She was only 23 when she died…finally at home in Hawai'i, but health broken
by a life-time of losses - of her governess, god-mother, mother, uncle,
beloved half-sister, guardian, and country. At two a.m. on the morning of
March 6th, 1899, the peacocks dwelling in the 10-acre grounds of her
magnificent home estate ‘Ainahau ("land of hau trees" or "cool place")
abruptly began to scream…a terrible din which alerted all of Honolulu to the
fact that the brave half-Scottish Princess who had traveled so far, seen so
much, and made such gallant efforts to save her Hawaiian nation had only
returned home to defeat, ill health (it is likely she suffered from thyroid
disease), and death. To this day, legend has it that the cherished pets of
"The Princess of the Peacocks" knew the spirit of their mistress had
fled…some of them becoming so inconsolably raucous as a result that the
Princess’ stricken father had to have them shot.
Even her political enemies (who had sneered at her as the “British
Princess”, or insultingly suggested the “ex-Princess” could open a jewelry
shop!) expressed their grief at her unexpected passing: "It was impossible
not to love her," acknowledged the American-controlled Honolulu press.
Despite the continued noble efforts of her aunt the Queen and loyal
Royalists to bring America to account for the overthrow of the rightful
Hawaiian government (and subsequent illegal annexation of the island
nation), with the death of their beloved Crown Princess, many Hawaiians felt
that hope for restoration of their Nation during their life-times was at an
end. But the influence of the short life of this queenly young woman
continues to this very day…inspiring people of many walks of life and
differing backgrounds to various achievements in her honor. Two communities
(and many individuals with ancestral ties to both) take great pride in her,
and justly so.
Today Ka’iulani’s fascinating duality and unbowed Hawaiian spirit inspires
artists, musicians, poets and dramatists to creative attempts to evoke its
essence, and explore the Princess’ significance to the complicated modern
Hawaiian political and cultural scene. The renowned musical duo "HAPA"

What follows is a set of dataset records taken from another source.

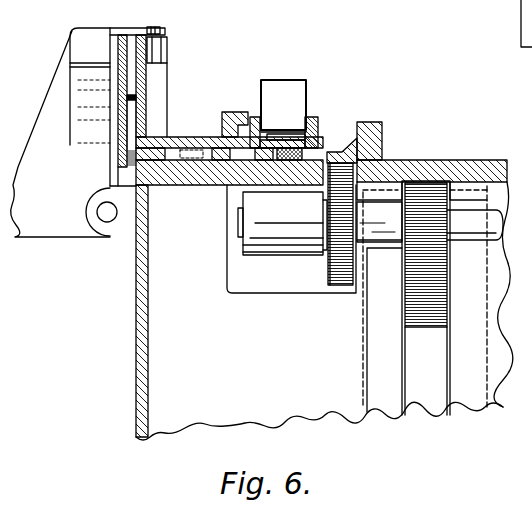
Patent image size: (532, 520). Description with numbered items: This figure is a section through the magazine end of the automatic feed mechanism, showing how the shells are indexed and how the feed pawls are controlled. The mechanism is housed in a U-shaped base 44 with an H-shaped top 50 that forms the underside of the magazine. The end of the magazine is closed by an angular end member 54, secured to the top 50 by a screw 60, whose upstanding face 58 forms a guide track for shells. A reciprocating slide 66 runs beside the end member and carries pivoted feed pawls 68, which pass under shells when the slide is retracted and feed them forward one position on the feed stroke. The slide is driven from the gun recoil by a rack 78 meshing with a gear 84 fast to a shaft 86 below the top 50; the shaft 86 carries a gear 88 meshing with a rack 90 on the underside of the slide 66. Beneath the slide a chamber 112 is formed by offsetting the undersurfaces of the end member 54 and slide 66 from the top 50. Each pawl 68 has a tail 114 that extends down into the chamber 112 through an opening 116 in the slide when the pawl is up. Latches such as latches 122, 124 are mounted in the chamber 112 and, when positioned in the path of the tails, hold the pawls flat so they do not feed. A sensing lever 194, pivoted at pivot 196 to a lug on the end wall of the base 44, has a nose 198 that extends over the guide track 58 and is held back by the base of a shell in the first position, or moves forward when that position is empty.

The U-shaped base 44 is at (142, 312).
The H-shaped top 50 is at (184, 176).
The angular end member 54 is at (183, 138).
The upstanding opposing face 58 is at (166, 47).
The screw 60 is at (133, 108).
The reciprocating slide 66 is at (319, 130).
The feed pawl 68 is at (291, 84).
The rack 78 is at (432, 322).
The gear 84 is at (424, 192).
The shaft 86 is at (470, 228).
The gear 88 is at (337, 264).
The rack 90 is at (358, 156).
The chamber 112 is at (245, 160).
The tail 114 is at (362, 150).
The opening 116 is at (304, 141).
The latch 122 is at (222, 161).
The latch 124 is at (267, 152).
The sensing lever 194 is at (62, 191).
The pivot 196 is at (97, 212).
The nose portion 198 is at (136, 28).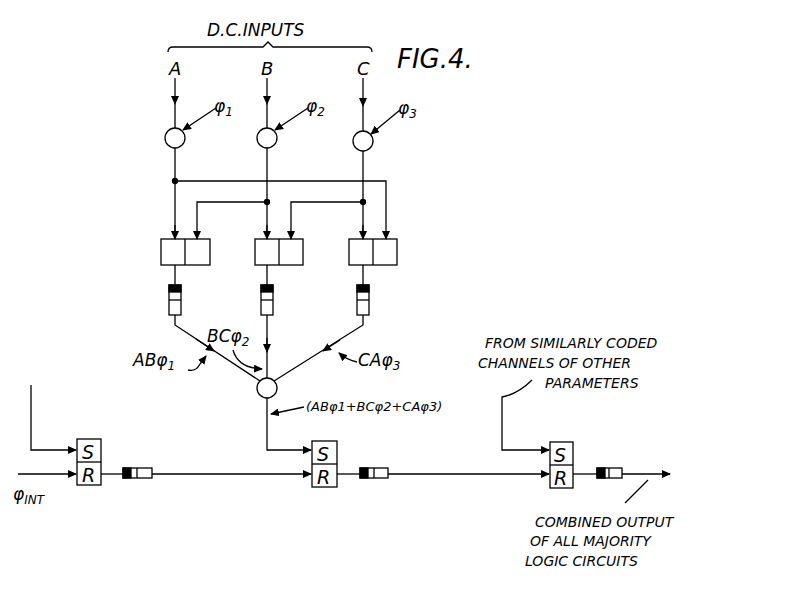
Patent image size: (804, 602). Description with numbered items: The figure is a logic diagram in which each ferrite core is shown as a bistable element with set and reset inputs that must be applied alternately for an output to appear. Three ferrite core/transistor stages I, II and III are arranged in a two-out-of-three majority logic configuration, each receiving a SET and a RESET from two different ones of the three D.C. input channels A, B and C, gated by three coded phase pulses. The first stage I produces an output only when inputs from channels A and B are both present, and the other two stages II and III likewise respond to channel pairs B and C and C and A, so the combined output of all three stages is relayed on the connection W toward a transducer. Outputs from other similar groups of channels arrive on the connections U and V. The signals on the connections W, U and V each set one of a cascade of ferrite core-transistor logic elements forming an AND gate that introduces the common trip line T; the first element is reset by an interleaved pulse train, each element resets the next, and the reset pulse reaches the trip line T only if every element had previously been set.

The first ferrite core/transistor stage I is at (174, 272).
The second ferrite core/transistor stage II is at (266, 272).
The third ferrite core/transistor stage III is at (362, 272).
The connection W is at (266, 419).
The connection U is at (31, 399).
The connection V is at (501, 401).
The trip line T is at (230, 474).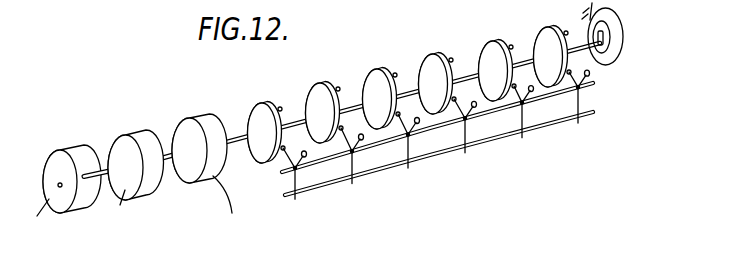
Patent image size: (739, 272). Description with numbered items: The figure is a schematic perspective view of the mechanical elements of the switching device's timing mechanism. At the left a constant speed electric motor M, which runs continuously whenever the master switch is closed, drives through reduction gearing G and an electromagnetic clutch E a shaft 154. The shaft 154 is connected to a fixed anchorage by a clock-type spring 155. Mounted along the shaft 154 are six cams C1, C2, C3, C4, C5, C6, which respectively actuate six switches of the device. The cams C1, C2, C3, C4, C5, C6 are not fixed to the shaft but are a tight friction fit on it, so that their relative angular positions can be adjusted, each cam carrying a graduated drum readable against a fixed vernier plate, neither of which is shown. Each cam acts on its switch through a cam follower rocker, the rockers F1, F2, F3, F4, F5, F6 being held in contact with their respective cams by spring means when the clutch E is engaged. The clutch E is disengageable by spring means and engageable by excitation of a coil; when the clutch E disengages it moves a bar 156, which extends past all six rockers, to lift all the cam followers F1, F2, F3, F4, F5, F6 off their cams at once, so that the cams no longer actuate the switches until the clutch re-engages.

The electric motor M is at (60, 149).
The reduction gearing G is at (133, 134).
The electromagnetic clutch E is at (197, 120).
The shaft 154 is at (241, 131).
The cam C1 is at (270, 103).
The cam C2 is at (327, 84).
The cam C3 is at (388, 70).
The cam C4 is at (437, 55).
The cam C5 is at (483, 42).
The cam C6 is at (535, 29).
The cam follower rocker F1 is at (292, 181).
The cam follower rocker F2 is at (350, 172).
The cam follower rocker F3 is at (406, 158).
The cam follower rocker F4 is at (463, 136).
The cam follower rocker F5 is at (521, 128).
The cam follower rocker F6 is at (580, 112).
The clock-type spring 155 is at (603, 67).
The bar 156 is at (593, 113).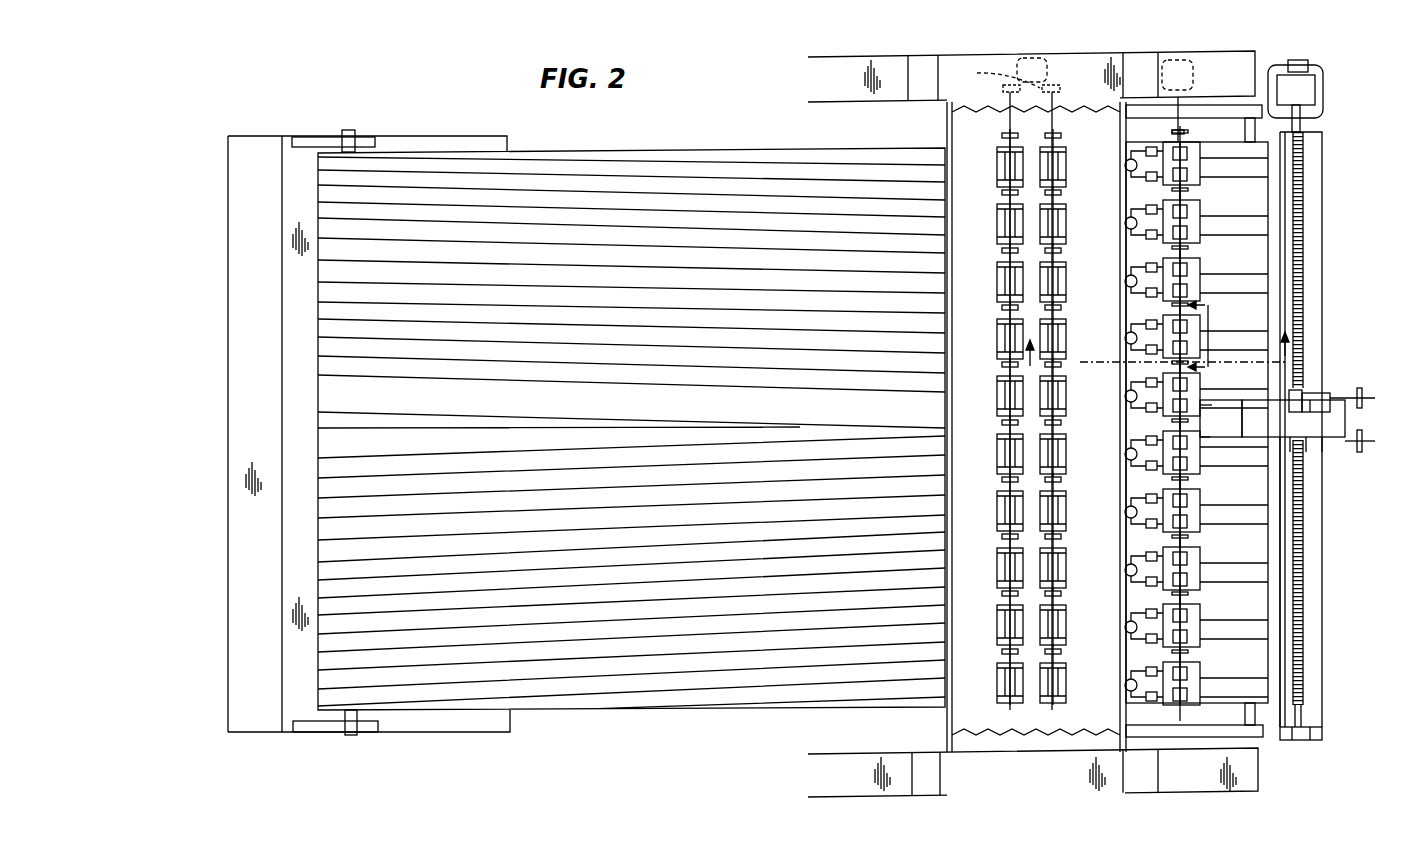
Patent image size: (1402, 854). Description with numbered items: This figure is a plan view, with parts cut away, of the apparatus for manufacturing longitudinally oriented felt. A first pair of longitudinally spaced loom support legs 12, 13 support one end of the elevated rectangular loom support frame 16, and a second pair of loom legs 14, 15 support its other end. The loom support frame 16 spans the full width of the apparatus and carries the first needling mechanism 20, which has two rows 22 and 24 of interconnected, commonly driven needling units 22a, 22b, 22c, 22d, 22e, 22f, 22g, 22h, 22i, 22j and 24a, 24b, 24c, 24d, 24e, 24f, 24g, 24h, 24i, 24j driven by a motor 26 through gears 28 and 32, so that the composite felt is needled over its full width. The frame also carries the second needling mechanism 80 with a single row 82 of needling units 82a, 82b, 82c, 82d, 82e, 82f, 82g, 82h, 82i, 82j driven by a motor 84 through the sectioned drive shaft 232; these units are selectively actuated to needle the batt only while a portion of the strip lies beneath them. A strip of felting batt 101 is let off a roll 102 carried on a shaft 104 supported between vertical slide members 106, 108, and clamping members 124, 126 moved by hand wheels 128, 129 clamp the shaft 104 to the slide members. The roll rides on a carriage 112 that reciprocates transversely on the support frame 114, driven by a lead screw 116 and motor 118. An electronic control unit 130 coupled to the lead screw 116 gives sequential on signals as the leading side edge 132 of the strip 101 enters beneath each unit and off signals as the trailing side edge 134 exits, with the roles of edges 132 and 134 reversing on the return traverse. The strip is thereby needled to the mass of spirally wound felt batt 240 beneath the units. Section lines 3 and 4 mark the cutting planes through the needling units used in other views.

The loom support leg 12 is at (822, 775).
The loom support leg 13 is at (1254, 758).
The loom leg 14 is at (822, 84).
The loom leg 15 is at (1229, 58).
The loom support frame 16 is at (997, 57).
The first needling mechanism 20 is at (1035, 722).
The needling row 22 is at (1060, 710).
The needling row 24 is at (1011, 712).
The motor 26 is at (1048, 66).
The gear 28 is at (999, 76).
The gear 32 is at (1000, 90).
The second needling mechanism 80 is at (1210, 745).
The needling row 82 is at (1182, 710).
The motor 84 is at (1176, 80).
The strip of felting batt 101 is at (1234, 427).
The roll of felting batt 102 is at (1285, 427).
The shaft 104 is at (1302, 396).
The slide member 106 is at (1322, 393).
The slide member 108 is at (1328, 441).
The carriage 112 is at (1287, 445).
The support frame 114 is at (1312, 586).
The lead screw 116 is at (1304, 210).
The motor 118 is at (1312, 90).
The clamping member 124 is at (1312, 400).
The clamping member 126 is at (1307, 442).
The hand wheel 128 is at (1366, 392).
The hand wheel 129 is at (1366, 438).
The electronic control unit 130 is at (1300, 62).
The leading side edge 132 is at (1210, 438).
The trailing side edge 134 is at (1213, 403).
The drive shaft 232 is at (1185, 108).
The spirally wound strips of felt batt 240 is at (640, 652).
The section line 3 is at (1156, 360).
The section line 4 is at (1183, 339).
The needling unit 22a is at (1064, 690).
The needling unit 22b is at (1064, 632).
The needling unit 22c is at (1064, 575).
The needling unit 22d is at (1064, 518).
The needling unit 22e is at (1064, 461).
The needling unit 22f is at (1064, 403).
The needling unit 22g is at (1064, 346).
The needling unit 22h is at (1064, 289).
The needling unit 22i is at (1064, 231).
The needling unit 22j is at (1064, 174).
The needling unit 24a is at (999, 683).
The needling unit 24b is at (999, 625).
The needling unit 24c is at (999, 568).
The needling unit 24d is at (999, 511).
The needling unit 24e is at (999, 454).
The needling unit 24f is at (999, 396).
The needling unit 24g is at (999, 339).
The needling unit 24h is at (999, 282).
The needling unit 24i is at (999, 224).
The needling unit 24j is at (999, 167).
The needling unit 82a is at (1192, 698).
The needling unit 82b is at (1192, 640).
The needling unit 82c is at (1192, 583).
The needling unit 82d is at (1192, 525).
The needling unit 82e is at (1168, 470).
The needling unit 82f is at (1168, 410).
The needling unit 82g is at (1201, 338).
The needling unit 82h is at (1192, 294).
The needling unit 82i is at (1192, 236).
The needling unit 82j is at (1192, 178).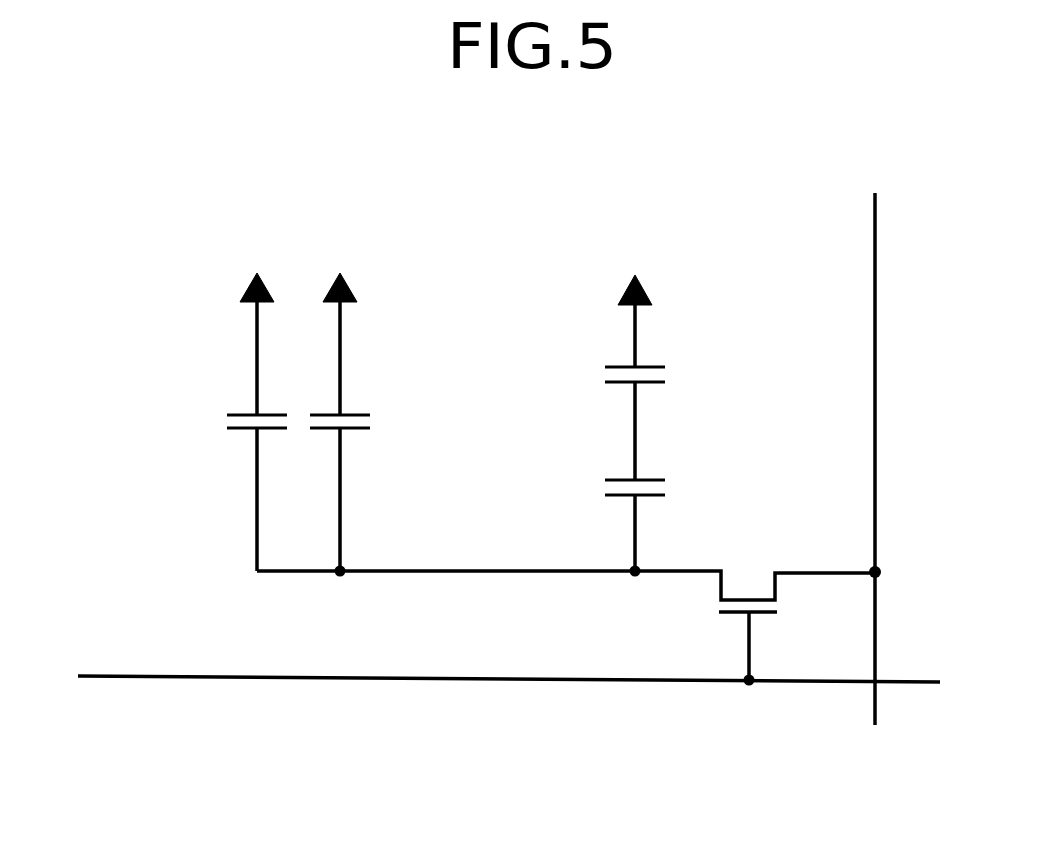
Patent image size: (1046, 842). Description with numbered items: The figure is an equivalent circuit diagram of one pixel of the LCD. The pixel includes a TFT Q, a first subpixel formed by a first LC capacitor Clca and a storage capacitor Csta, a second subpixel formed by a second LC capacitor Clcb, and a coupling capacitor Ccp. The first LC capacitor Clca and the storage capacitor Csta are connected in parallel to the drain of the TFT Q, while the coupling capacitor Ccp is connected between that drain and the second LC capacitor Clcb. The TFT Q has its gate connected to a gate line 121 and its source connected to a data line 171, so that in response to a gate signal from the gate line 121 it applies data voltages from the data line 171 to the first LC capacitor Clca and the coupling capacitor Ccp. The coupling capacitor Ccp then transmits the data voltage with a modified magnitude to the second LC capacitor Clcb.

(whose name reflects the respective Kanaka Maoli/Caucasian ethnic origins of
the musicians) have produced one of the loveliest of all the innumerable
songs that have been composed in Ka’iulani’s honor since her birth: "Nani
Wale o Ka’iulani"… a song perpetuating a 19th century Hawaiian form in which
English and ‘Olelo Hawai'i (Hawaiian language) lyrics are mixed together.
(Their "In the Name of Love" CD’s cover art features the two original
artists dramatically juxtaposed, as same-yet-different cultural/spiritual
"warriors", armed with guitars…Keli’i Kaneali’i barefoot, batik fabric
around his hips, Barry Flannagan in boots and kilt.) "Our love for you
forever will remain…; Nani wale o Ka’iulani, There’s beauty in the sound of
your name. Kou aloha mau loa e Ka’iulani…Our love for you forever will
remain… Precious flower in the misty rain…"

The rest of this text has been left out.